# ID pleas



## Mick (Nov 24, 2005)

First hallou to all of you. I need ID for this fish pleas. Is it serrasalmus rhombeus ? Tnx.


----------



## PirAnhA$p3ciAlisT (Oct 21, 2005)

Rhom to me


----------



## Joga Bonito (Oct 30, 2004)

rhom


----------



## Mick (Nov 24, 2005)

Any other opinions?


----------



## chomp chomp (Oct 28, 2003)

also looks like a Rhom to me... nice fish btw


----------



## Mick (Nov 24, 2005)

and this is what mr. Frank says:

"Greetings:

Without knowing the exact locality of your fish which is important for determining exact ID, the best guess I can offer you is your fish is very likely S. altuvei. Both S. compressus and S. altuvei share some very subtle differences on body shape and snout. I did a comparison between the description and the photos that I keep of this species and yours. While iding "photos" is not an exact science, it at least gives you a strong clue what your species is.

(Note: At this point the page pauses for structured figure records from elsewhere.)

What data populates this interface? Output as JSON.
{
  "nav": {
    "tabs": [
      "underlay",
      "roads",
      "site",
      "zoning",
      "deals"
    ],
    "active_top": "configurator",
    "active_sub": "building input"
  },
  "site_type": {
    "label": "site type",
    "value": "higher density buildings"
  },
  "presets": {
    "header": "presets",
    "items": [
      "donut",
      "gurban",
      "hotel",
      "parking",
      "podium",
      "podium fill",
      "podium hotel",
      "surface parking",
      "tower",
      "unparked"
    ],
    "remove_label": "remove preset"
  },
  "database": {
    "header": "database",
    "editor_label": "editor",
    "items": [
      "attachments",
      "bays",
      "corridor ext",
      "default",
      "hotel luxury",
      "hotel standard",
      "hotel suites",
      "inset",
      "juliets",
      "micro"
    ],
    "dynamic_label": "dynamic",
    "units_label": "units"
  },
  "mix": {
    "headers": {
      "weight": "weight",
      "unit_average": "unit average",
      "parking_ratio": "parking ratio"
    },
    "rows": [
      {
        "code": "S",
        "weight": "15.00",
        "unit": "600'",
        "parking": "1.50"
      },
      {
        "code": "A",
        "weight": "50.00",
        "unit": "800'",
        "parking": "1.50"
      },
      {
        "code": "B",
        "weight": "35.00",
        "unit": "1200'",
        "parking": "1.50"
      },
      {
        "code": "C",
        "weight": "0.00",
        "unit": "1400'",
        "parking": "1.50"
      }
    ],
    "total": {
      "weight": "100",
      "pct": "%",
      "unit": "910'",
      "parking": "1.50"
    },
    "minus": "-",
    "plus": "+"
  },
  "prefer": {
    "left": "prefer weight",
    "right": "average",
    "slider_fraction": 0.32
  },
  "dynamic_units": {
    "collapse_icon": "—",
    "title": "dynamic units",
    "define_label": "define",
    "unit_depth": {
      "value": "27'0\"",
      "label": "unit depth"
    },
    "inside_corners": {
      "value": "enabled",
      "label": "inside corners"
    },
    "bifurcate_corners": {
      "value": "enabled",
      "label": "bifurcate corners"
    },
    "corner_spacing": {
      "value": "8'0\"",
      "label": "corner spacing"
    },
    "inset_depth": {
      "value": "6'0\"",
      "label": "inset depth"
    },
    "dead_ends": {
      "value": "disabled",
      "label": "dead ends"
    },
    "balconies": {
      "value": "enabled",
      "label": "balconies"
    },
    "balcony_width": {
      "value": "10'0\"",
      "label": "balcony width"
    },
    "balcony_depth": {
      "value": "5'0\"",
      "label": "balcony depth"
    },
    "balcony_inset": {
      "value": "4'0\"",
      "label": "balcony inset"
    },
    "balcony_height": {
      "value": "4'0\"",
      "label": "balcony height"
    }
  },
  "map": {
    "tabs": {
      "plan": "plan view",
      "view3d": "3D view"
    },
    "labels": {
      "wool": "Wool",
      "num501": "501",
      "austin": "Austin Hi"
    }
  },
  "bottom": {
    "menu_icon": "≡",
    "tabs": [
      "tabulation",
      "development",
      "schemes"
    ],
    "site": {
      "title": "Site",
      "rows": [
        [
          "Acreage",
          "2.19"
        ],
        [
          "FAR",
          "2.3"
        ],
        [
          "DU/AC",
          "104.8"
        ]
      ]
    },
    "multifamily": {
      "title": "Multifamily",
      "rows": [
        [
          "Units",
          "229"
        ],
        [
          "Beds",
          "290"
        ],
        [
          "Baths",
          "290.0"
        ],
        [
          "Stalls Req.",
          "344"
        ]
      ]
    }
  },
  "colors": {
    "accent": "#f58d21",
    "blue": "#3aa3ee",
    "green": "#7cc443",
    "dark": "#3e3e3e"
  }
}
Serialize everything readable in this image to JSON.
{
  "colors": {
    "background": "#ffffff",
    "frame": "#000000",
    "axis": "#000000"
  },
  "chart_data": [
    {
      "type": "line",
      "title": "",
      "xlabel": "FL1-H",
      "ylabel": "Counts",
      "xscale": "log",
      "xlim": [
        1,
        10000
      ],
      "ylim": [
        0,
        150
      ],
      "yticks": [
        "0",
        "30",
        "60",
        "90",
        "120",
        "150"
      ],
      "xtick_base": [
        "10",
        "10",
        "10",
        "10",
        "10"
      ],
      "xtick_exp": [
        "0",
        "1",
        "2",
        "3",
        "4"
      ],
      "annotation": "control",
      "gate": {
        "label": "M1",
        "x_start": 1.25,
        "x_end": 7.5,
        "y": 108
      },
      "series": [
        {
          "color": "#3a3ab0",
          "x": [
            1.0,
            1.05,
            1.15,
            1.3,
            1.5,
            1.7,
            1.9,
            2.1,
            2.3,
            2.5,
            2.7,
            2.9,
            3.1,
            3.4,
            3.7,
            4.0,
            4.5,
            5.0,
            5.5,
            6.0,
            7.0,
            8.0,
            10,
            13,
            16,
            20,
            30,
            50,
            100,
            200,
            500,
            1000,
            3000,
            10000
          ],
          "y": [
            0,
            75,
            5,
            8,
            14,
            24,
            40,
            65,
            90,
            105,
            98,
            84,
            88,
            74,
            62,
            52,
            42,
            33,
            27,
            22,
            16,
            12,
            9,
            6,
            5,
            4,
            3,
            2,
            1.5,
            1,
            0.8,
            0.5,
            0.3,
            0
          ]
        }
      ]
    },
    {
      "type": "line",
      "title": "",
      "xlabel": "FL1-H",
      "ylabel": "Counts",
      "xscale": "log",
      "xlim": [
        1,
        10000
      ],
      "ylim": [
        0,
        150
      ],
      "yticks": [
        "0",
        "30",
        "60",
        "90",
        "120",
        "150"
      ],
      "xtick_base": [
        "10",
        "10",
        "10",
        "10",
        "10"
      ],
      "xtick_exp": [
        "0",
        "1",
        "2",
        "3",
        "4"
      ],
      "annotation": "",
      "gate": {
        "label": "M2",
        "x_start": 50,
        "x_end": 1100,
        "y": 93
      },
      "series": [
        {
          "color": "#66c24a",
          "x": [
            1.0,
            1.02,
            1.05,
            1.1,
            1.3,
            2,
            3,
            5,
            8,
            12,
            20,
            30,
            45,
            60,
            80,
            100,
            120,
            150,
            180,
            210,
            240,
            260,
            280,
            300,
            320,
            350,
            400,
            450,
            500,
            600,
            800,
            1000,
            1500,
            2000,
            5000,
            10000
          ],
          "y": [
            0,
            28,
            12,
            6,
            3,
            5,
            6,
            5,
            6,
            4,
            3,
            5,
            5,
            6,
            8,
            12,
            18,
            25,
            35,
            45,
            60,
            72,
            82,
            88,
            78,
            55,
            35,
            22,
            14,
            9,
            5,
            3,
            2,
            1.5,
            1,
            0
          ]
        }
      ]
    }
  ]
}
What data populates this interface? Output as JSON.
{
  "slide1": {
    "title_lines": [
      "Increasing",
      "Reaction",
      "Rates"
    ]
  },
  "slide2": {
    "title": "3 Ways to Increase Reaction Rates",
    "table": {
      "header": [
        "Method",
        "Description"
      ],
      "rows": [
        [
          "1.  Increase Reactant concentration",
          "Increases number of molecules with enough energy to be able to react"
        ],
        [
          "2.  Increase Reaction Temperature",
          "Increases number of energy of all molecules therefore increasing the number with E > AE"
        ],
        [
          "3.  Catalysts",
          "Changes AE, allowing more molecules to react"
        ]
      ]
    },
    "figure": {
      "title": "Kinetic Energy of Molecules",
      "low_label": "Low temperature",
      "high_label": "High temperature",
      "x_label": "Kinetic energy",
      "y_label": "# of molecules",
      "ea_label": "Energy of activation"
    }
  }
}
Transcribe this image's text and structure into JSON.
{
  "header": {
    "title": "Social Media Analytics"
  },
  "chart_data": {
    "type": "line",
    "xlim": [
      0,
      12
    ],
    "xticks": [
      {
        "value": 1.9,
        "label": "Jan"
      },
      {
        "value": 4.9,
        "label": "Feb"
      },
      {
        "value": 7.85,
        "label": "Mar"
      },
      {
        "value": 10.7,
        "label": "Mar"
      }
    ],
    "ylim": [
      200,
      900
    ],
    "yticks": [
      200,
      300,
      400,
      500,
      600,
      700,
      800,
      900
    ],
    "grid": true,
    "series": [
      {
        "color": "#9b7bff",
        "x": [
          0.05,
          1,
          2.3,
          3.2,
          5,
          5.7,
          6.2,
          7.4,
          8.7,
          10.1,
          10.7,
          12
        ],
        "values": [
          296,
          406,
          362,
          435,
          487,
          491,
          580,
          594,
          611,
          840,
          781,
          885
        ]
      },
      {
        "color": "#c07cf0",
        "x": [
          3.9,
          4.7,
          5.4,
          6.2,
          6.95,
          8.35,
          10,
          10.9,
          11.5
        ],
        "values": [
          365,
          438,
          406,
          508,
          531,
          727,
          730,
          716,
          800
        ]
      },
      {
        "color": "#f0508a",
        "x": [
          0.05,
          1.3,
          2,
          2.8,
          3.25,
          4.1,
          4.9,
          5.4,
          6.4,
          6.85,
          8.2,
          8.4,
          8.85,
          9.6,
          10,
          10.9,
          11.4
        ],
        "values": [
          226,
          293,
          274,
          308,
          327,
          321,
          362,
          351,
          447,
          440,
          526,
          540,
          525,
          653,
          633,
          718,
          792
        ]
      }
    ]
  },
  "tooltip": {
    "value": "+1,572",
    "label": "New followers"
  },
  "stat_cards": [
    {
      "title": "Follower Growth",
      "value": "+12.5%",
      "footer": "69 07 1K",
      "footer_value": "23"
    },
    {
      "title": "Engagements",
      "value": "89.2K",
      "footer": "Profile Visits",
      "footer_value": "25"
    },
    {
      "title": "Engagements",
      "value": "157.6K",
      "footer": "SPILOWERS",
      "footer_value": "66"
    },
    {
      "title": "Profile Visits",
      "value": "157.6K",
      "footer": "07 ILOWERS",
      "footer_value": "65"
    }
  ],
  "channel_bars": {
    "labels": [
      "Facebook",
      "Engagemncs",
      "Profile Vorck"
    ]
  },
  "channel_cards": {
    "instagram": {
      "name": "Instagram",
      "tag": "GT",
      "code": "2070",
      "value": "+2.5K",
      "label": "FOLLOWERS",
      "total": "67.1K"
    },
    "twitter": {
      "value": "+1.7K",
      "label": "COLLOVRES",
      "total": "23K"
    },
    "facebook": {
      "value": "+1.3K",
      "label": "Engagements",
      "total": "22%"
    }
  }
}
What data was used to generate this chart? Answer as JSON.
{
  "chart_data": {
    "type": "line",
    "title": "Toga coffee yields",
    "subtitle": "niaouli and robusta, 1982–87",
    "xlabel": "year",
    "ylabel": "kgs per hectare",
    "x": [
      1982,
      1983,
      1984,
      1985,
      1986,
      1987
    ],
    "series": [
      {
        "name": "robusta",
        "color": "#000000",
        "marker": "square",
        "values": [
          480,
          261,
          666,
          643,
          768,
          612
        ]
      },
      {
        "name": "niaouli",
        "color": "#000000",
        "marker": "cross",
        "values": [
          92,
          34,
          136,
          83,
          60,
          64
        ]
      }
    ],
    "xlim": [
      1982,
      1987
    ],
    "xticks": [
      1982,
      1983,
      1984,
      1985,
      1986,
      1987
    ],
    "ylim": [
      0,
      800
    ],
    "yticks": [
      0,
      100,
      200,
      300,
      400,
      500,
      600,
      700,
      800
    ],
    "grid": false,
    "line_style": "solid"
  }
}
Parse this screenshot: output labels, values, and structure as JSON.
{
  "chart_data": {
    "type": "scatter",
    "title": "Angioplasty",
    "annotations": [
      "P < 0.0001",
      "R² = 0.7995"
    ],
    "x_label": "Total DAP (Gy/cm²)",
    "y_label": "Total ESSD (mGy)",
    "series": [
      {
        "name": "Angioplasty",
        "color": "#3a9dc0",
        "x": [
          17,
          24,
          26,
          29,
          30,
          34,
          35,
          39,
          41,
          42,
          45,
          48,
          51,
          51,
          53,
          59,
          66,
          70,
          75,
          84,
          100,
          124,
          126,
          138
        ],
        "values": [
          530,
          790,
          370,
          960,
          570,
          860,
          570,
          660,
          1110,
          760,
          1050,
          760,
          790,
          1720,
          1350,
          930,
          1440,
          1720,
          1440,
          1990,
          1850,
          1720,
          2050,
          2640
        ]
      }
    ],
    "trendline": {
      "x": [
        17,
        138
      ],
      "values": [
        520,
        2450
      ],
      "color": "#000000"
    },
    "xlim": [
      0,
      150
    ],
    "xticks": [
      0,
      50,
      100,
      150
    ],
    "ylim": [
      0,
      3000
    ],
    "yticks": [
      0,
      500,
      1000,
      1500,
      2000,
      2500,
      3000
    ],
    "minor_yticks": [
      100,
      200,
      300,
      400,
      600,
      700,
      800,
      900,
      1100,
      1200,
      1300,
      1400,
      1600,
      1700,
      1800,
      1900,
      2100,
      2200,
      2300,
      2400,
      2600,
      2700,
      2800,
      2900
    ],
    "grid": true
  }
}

Please feel free to post my reply at PFURY Species ID.

Best fishes,

Frank"


----------



## chomp chomp (Oct 28, 2003)

The spotting goes past the lateral line that is why I think it is a rhom.. Frank has the most expierience on the board so I would take what he says to heart. If the spotting on your fish were to stop at the lateral line, I would say Altuvie. I am still not convinced but frank is the expert here.
-Matt

P.S. there seems to be a faint terminal line on the caudal fin as well which makes me lean towards a rhom


----------



## Fomoris (Mar 13, 2005)

I can see some bars on him so I think S. compressus


----------



## dweizoro (Apr 1, 2005)

rhom


----------



## swrve (Jan 8, 2005)

wouldnt a rhom have a black band on the tip of his tail?


----------



## b_ack51 (Feb 11, 2003)

swrve said:


> wouldnt a rhom have a black band on the tip of his tail?


I believe it does, its just very faint. Might be due to stress.

I am seeing some bars so I say 1st guess Compressus 2nd guess Rhom


----------



## Mick (Nov 24, 2005)

And I still wonder if is rhomb or not. On the other hand, it is grat fish and I will keep it anyway.


----------



## piranha_guy_dan (Oct 4, 2004)

im thinking compressus


----------



## jaejae (Apr 16, 2005)

It's not a rhom. Oval spots/bars and no dark hyaline edge with the terminal band. I'm really not sure but maybe altuvie or compressus.


----------



## Mick (Nov 24, 2005)

today pict. and I must say he have red eyes


----------



## chomp chomp (Oct 28, 2003)

I still think it is a rhom.. In some pics it looks like the tail has a black terminal band although faint. 
The background could be throwing be throwing me off but I still say rhom..

Nice fish none the less.








-Matt


----------



## Grosse Gurke (Jan 3, 2003)

Compressus.


----------



## Judazzz (Jan 13, 2003)

I'm thinking Compressus as well, based on the bars instead of spots (although his overall appearance is more Rhombeus-ish, imo.)


----------



## piranha_guy_dan (Oct 4, 2004)

compressus because the spots are turning into bars its forsure NOT a rhom


----------